The foregoing are examples of international common elements.

Now consider this small extract from the <ca-office-specific-bib-data> element of the CIPO’s XML publication for the ‘332 application. Among other things, this encapsulates the <ca-license-for-sale> element.  This is a uniquely Canadian feature whereby a patentee may request that a patent be flagged as available for license or sale when details of that patent are published in the CIPO’s weekly Canadian Patent Office Record. In this case the <ca-license-for-sale> element encapsulates the word "false", indicating that no such flag has been raised in respect of the ‘332 application—not surprising since the ‘332 application has not issued as a Canadian patent as of this writing.

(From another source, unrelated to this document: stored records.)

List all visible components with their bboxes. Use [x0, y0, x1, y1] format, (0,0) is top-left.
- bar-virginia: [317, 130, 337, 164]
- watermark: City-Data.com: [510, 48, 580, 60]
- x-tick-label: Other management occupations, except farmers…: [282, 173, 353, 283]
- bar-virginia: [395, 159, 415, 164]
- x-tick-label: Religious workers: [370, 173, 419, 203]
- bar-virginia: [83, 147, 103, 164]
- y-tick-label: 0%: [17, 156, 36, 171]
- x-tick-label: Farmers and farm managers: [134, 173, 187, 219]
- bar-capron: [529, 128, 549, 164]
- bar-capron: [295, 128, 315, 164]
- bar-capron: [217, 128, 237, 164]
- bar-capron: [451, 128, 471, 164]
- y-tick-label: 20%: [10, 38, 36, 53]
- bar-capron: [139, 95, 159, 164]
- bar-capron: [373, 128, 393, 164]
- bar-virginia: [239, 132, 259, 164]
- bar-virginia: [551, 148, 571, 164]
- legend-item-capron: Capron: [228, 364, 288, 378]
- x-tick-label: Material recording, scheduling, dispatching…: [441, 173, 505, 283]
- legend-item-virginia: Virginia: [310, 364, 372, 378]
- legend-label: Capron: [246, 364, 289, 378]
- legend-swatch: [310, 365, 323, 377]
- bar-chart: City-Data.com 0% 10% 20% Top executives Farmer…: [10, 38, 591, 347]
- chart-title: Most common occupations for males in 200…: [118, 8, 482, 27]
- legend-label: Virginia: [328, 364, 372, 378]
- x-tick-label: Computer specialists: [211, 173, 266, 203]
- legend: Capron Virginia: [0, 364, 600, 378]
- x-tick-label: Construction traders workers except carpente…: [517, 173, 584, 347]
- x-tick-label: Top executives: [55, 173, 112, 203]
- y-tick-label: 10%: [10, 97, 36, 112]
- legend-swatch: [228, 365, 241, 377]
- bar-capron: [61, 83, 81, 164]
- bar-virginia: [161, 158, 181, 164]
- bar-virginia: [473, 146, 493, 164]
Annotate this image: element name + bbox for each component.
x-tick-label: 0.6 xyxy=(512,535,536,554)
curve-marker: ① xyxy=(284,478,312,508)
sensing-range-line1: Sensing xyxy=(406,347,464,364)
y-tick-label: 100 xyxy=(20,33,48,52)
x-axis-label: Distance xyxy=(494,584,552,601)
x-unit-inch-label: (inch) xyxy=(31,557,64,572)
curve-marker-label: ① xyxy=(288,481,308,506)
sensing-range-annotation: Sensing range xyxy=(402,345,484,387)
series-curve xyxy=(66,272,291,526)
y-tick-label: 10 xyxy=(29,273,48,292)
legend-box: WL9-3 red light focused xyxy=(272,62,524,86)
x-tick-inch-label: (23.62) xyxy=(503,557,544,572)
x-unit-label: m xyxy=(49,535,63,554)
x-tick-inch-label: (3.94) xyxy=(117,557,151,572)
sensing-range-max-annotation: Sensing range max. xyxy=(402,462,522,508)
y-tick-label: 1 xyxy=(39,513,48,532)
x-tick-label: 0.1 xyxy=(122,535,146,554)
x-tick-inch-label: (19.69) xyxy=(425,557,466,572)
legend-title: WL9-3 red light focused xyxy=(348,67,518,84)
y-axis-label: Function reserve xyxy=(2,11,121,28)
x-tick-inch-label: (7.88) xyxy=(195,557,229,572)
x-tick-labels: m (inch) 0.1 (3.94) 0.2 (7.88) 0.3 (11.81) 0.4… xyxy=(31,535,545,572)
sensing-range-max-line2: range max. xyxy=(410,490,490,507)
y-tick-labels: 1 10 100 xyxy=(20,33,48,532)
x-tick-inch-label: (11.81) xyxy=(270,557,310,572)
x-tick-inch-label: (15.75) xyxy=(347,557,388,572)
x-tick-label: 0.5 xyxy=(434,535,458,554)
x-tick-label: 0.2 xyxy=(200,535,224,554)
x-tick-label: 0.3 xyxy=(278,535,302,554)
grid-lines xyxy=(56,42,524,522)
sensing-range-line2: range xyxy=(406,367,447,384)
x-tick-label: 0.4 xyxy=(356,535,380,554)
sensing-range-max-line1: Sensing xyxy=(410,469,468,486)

Finally, consider this small extract from the concluding portion of the <us-bibliographic-data-grant> element of the USPTO’s XML publication for the ‘535 patent. Here we have some uniquely American features identifying the primary examiner (Khoi Tran), the USPTO art unit (3664: robotics and vehicle controls) and the assistant examiner (Bhavesh V. Amin) for the ‘535 patent.

We can thus see that the CIPO has opted to implement ST.36 by assigning office-specific-data elements to encapsulate details unique to Canada, whereas the USPTO implements ST.36 by mixing office-specific elements with international common elements.